I'm completely open to the possibility of having good telepresence in reliable hardware be a valuable addition to our economies. The hardware really is getting good these days, at useful payloads.
But what I'm particularly pessimistic about is seeing academic-type research try to fold clothes and put screws into holes with humanoid-like systems, raise 10s of $Mils, and form a company out of it. Ditto for existing humanoids.
One of the major humanoid companies (you can google/guess who) recently claimed that their humanoids will be doing surgeries in hospitals within 5 years? This is egregious, there is zero chance that becomes the platform of choice for doing surgery, over a special purpose-built bed + multi-arm platform specialized for said tasks. This is perhaps even worse that Rosie from the Jetsons vacuuming our homes before the Roomba is invented.
Showing another example, I have to get into specifics - https://www.youtube.com/watch?v=WlUFoZstcWg But I want to know, how could this possibly be better than setting up arms for this task, assuming it is to be done thousands of times? Is the change to the factory layout the main issue that makes this worth it? Even if it is... a single arm on a mobile platform certainly does this more economically.
Anyways, I see all this stuff, there's tons of money and hype and optimism, and I feel crazy being pessimistic, as I'm usually the techno optimist. So, do others feel similarly? Are there things I'm missing that could fuel some optimism perhaps?
Looking forward to the discussion.
But I really struggle to come up with any other economically viable short-term use cases, even with great hardware...

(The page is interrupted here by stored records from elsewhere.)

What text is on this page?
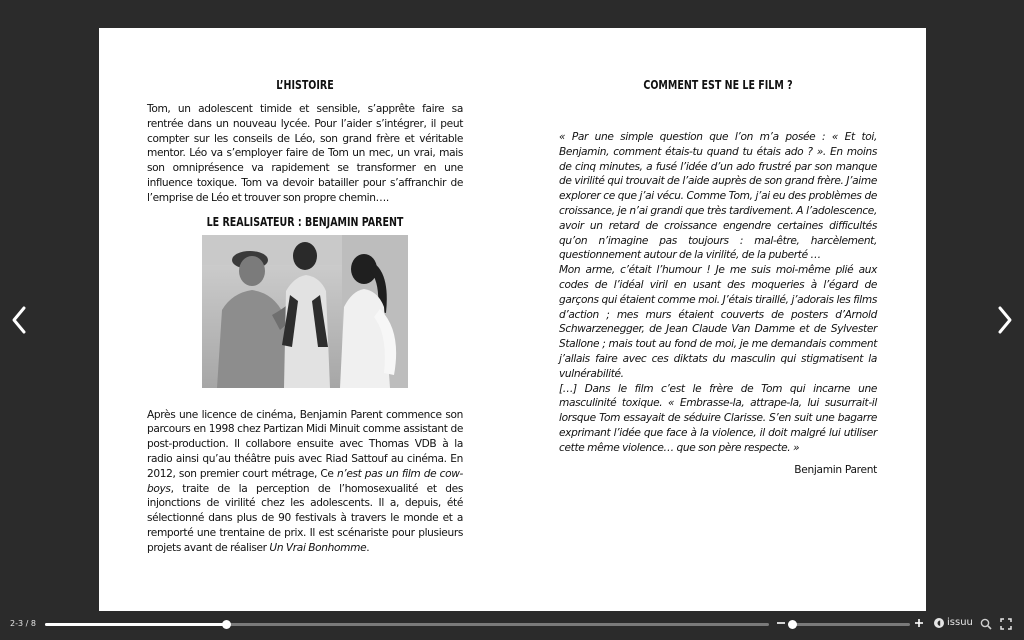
L’HISTOIRE

Tom, un adolescent timide et sensible, s’apprête faire sa rentrée dans un nouveau lycée. Pour l’aider s’intégrer, il peut compter sur les conseils de Léo, son grand frère et véritable mentor. Léo va s’employer faire de Tom un mec, un vrai, mais son omniprésence va rapidement se transformer en une influence toxique. Tom va devoir batailler pour s’affranchir de l’emprise de Léo et trouver son propre chemin….

LE REALISATEUR : BENJAMIN PARENT

Après une licence de cinéma, Benjamin Parent commence son parcours en 1998 chez Partizan Midi Minuit comme assistant de post-production. Il collabore ensuite avec Thomas VDB à la radio ainsi qu’au théâtre puis avec Riad Sattouf au cinéma. En 2012, son premier court métrage, Ce n’est pas un film de cow-boys, traite de la perception de l’homosexualité et des injonctions de virilité chez les adolescents. Il a, depuis, été sélectionné dans plus de 90 festivals à travers le monde et a remporté une trentaine de prix. Il est scénariste pour plusieurs projets avant de réaliser Un Vrai Bonhomme.

COMMENT EST NE LE FILM ?

« Par une simple question que l’on m’a posée : « Et toi, Benjamin, comment étais-tu quand tu étais ado ? ». En moins de cinq minutes, a fusé l’idée d’un ado frustré par son manque de virilité qui trouvait de l’aide auprès de son grand frère. J’aime explorer ce que j’ai vécu. Comme Tom, j’ai eu des problèmes de croissance, je n’ai grandi que très tardivement. A l’adolescence, avoir un retard de croissance engendre certaines difficultés qu’on n’imagine pas toujours : mal-être, harcèlement, questionnement autour de la virilité, de la puberté …

Mon arme, c’était l’humour ! Je me suis moi-même plié aux codes de l’idéal viril en usant des moqueries à l’égard de garçons qui étaient comme moi. J’étais tiraillé, j’adorais les films d’action ; mes murs étaient couverts de posters d’Arnold Schwarzenegger, de Jean Claude Van Damme et de Sylvester Stallone ; mais tout au fond de moi, je me demandais comment j’allais faire avec ces diktats du masculin qui stigmatisent la vulnérabilité.

[…] Dans le film c’est le frère de Tom qui incarne une masculinité toxique. « Embrasse-la, attrape-la, lui susurrait-il lorsque Tom essayait de séduire Clarisse. S’en suit une bagarre exprimant l’idée que face à la violence, il doit malgré lui utiliser cette même violence… que son père respecte. »

Benjamin Parent
2-3 / 8	◖ issuu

Note that we are only starting to see the (much smaller compared to llms) DL data scaling in robotics - almost entire previous research has been achieved with very small robot fleets.
I think scaling data from industrial-sized robot fleets will lead to quick solution of various general robotics capabilities.
Because every time I think of something, either an existing industrial setup can or will do it better, or a special-purpose device will beat it.
So general intelligence + general form factor (humanoid) sounds great, if feasible. But what will it do exactly? And then let's do a reality check on said application.
Some companies are investing trillions in LLM AIs. It is probably a bubble. But we will still have LLM AIs if that bubble bursts.
Some companies are investing billions in humanoid robots. It may be a bubble. But we will still have humanoid robots if that bubble bursts.
They also have proven themselves in other white collar knowledge endeavors as well, as valuable tools that augment human economic output. Marketers can make more copy material, any office worker can improve the quality of their email communications, etc. Easy.
What are humanoids doing exactly? What can they do, that actually makes sense and provides positive economic impact over existing alternatives? Not clear to me.